The seniors' exemption has upper limits on income - i.e., you don't get it if you earn too much - but so far as I know it doesn't have lower limits. If the town is saying that they're denying the exemption because of your parents' income, then it's possible that the county thinks your parents aren't reporting all of their income. The fact that the property was partly used for commercial purposes might have a bearing on the amount of the exemption, but since you didn't say that the notice said anything about that it's probably not the main cause for denying the exemption.
I would suggest that you check with a competent local tax professional who has experience grieving local property taxes. He or she should be able to give you a solid answer you can rely on (never count on answers you get online for free) and may be able to help your parents re-apply for the exemption and prove to the town that they're in fact entitled to the exemption.

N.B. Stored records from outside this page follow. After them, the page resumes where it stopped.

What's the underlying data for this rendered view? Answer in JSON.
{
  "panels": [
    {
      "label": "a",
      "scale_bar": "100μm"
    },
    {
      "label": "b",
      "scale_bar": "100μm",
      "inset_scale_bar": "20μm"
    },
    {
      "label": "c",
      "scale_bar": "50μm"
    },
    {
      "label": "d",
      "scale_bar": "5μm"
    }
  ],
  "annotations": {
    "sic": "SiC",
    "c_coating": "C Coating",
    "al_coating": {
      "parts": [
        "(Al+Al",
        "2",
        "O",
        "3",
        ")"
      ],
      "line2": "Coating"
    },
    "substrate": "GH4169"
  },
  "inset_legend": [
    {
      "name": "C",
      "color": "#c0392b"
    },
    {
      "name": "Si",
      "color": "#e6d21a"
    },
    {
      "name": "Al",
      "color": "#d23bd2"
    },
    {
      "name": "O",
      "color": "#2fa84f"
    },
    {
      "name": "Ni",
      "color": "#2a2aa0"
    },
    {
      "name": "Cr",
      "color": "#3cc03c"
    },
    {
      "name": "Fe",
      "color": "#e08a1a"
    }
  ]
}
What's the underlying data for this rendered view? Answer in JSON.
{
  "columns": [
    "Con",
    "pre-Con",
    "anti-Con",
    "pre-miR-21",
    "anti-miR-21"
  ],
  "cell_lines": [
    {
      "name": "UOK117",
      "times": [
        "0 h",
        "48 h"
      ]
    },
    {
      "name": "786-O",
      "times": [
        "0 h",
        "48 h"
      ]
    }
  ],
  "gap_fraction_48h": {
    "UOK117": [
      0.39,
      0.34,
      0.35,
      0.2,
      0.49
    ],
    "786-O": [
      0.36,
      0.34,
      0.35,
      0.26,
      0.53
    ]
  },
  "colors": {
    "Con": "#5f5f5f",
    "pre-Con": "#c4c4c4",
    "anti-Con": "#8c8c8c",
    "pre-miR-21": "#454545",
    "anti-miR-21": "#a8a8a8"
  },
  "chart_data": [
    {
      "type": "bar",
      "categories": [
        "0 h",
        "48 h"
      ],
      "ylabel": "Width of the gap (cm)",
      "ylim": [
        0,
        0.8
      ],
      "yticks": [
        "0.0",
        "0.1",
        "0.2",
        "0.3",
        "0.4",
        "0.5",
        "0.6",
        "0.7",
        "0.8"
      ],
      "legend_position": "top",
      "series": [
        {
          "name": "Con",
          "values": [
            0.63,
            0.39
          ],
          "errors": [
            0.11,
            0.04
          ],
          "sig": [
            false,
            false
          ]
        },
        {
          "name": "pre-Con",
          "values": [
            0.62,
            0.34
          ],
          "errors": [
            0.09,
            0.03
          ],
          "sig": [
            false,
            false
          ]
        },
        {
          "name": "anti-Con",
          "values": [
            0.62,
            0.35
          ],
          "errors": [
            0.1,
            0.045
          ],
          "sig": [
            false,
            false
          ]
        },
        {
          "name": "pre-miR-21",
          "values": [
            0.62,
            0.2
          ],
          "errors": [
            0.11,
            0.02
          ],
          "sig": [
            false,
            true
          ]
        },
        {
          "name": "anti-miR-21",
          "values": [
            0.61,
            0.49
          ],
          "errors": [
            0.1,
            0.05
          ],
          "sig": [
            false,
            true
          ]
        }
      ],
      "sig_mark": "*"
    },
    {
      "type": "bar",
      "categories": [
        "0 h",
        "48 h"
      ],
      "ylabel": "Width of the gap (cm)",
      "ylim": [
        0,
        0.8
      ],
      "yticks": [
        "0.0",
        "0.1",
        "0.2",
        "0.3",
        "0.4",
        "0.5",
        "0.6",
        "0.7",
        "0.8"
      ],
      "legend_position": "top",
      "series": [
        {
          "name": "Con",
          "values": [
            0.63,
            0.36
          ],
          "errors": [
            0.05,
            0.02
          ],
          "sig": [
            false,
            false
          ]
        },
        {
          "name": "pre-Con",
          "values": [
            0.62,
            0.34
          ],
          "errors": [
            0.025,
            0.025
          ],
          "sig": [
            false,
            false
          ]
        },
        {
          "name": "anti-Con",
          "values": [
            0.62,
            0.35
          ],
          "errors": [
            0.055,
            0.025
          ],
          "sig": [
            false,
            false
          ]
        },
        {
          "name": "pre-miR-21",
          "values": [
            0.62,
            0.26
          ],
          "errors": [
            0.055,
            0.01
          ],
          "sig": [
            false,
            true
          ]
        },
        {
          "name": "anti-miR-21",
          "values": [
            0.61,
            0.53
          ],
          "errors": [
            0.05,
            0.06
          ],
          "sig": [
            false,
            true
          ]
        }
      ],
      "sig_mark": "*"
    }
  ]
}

My answer does not constitute legal advice and may not be relied upon by anyone for any purpose and does not constitute an attorney/client relationship or an offer to form such a relationship. This disclaimer is intended to be fully compliant with the requirements of Treasury Department Circular 230 and the terms thereof are fully incorporated by reference. If you wish to consult with me please contact me at dana@nytaxcounsel or visit my website at www.nytaxcounsel.com
The exemption is awarded on an annual basis. In order to sue the Town, your mother needs to apply this year, and if denied, she has the right to an administrative appeal, and then to go to court. It sounds like she qualifies.